The overall mean of GRG (η) could be computed by using the following equations (Source: Madhav [11]).

$$\eta_{\text{opt}} = \bar{\eta } + (A_{2} - \bar{\eta }) + (B_{2} - \bar{\eta }) + (C_{3} - \bar{\eta }) + ({\text{D}}_{1} - \bar{\eta })$$
(6)

where \(\bar{\eta }\)  = overall mean of GRG (η) = 0.61631; A2 = average value of GRG (η) at third level of tool nose radius = 0.6320; B2 = average value of GRG (η) at third level of cutting speed = 0.6158; C3 = average value of GRG (η) for at first level of feed rate = 0.6420 and D1 = average value of GRG (η) for a second level of depth of cut = 0.6167. Hence, the overall predicted value of mean was 0.65757. The average value of GRG was found to be 0.70486. This value is more than the predicted value of 0.65757. Hence, the optimal settings of the process parameters, as found by the investigation, could be implemented.

6 Conclusion

In this study, experimental investigation into the turning of GFRP epoxy based was conducted in order to optimize settings of the process parameters on surface roughness and material removal rate.

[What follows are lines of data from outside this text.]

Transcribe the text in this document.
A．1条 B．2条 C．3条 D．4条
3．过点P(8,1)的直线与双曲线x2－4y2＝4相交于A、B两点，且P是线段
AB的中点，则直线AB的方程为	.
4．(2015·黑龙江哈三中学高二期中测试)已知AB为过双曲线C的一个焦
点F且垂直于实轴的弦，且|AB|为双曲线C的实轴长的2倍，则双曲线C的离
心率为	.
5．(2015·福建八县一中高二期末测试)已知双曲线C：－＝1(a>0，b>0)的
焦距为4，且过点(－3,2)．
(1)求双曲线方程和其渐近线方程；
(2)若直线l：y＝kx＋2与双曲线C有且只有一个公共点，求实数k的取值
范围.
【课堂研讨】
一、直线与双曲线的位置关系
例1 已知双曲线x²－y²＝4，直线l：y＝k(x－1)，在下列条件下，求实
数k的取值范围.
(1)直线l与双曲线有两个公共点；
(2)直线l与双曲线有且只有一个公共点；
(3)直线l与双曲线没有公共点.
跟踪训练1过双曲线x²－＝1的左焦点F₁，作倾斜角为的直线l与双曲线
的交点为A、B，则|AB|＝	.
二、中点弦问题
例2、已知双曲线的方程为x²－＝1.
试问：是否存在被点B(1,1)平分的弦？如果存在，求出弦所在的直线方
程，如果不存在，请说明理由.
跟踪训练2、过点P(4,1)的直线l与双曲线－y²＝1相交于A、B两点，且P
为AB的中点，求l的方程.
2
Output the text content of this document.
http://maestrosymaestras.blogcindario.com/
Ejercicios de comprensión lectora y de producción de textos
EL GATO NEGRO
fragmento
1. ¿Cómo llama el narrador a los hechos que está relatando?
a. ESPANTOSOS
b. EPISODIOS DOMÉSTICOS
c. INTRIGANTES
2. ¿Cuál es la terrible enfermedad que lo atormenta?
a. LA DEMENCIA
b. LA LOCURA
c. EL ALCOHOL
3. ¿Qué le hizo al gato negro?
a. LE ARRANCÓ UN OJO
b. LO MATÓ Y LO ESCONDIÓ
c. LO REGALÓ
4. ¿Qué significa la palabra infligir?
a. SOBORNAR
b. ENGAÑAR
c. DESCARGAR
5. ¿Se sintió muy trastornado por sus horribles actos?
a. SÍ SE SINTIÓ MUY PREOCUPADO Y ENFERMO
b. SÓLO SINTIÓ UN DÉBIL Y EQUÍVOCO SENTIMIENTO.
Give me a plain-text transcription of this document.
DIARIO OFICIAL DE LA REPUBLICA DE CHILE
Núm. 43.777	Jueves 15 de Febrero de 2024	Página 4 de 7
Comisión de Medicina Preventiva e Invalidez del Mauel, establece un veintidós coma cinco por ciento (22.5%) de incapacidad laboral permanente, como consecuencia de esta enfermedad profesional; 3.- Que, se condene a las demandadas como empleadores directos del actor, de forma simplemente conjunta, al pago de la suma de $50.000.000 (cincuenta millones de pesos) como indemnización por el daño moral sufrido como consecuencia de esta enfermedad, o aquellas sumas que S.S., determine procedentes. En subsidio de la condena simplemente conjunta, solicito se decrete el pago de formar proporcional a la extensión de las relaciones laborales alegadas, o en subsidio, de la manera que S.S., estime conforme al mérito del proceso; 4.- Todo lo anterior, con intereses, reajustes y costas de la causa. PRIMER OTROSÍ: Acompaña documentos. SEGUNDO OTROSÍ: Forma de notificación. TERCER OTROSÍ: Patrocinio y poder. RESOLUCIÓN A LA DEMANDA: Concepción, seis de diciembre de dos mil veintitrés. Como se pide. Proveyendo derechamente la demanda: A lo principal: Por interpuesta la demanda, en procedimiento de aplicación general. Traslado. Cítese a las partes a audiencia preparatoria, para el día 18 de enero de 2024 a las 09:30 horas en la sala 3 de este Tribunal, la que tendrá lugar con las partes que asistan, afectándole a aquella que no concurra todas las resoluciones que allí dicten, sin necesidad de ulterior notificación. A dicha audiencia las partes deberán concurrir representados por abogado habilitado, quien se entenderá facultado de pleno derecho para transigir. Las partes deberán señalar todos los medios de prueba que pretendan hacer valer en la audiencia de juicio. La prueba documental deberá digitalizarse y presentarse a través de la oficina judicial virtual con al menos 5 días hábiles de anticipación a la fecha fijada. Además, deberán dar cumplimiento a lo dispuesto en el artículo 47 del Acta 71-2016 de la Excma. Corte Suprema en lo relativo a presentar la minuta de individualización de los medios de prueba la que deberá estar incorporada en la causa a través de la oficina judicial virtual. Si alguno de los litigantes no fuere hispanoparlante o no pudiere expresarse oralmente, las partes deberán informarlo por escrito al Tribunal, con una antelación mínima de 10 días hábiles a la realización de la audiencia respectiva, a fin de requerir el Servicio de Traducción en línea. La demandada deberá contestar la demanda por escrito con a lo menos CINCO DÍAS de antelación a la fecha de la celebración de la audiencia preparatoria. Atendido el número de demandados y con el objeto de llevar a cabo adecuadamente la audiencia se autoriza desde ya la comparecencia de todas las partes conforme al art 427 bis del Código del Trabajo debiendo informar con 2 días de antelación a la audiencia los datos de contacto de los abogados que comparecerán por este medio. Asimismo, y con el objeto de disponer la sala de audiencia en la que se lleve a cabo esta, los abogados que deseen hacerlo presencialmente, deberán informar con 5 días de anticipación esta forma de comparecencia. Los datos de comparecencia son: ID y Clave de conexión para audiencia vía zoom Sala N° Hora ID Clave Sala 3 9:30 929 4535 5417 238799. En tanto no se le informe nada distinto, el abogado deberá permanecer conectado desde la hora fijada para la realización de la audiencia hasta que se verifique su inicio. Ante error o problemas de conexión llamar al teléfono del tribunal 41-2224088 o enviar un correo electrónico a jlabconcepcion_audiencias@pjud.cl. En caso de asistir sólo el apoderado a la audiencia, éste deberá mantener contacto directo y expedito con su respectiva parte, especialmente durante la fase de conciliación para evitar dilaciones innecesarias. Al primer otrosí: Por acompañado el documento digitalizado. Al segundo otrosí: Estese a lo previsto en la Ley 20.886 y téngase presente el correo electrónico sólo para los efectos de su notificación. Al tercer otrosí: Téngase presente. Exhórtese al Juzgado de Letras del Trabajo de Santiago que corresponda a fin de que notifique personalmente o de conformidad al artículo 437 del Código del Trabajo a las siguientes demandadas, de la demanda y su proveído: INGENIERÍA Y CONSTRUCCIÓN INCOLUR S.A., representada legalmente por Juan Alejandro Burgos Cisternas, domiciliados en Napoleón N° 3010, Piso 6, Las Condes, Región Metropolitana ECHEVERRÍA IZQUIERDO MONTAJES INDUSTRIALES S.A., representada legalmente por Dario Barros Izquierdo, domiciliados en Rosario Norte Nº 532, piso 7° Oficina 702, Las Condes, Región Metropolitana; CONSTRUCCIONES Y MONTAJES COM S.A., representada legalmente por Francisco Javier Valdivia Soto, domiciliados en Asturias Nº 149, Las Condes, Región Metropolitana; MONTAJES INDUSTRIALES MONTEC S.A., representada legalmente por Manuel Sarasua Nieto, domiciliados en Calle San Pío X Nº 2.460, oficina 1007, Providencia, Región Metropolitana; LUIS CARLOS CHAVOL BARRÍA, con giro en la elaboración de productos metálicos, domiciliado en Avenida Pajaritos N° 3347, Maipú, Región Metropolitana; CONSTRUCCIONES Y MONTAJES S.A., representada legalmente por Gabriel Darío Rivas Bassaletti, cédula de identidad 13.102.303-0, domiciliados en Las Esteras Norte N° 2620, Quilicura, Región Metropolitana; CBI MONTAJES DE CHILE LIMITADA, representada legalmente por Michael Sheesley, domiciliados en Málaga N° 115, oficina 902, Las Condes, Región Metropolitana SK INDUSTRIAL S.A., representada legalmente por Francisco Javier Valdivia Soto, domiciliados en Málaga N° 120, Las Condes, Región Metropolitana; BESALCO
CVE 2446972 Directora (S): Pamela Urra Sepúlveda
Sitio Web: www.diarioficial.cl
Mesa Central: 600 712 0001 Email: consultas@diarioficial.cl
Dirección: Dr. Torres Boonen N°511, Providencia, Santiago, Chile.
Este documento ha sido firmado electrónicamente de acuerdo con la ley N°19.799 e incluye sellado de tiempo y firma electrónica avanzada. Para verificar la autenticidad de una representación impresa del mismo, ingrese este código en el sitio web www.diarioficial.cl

It is concluded from the response table that the feed rate has the strongest effect on the surface roughness and material removal rate amongst the other turning parameters, followed by nose radius. Based on the analyses, the optimal cutting force, surface roughness and material removal rate were achieved, with the tool nose radius 1.2 mm, cutting speed 200 m/min, feed rate 0.05 mm/rev and depth of cut 1 mm (A3B3C1D2) for lesser cutting force and improved surface finish.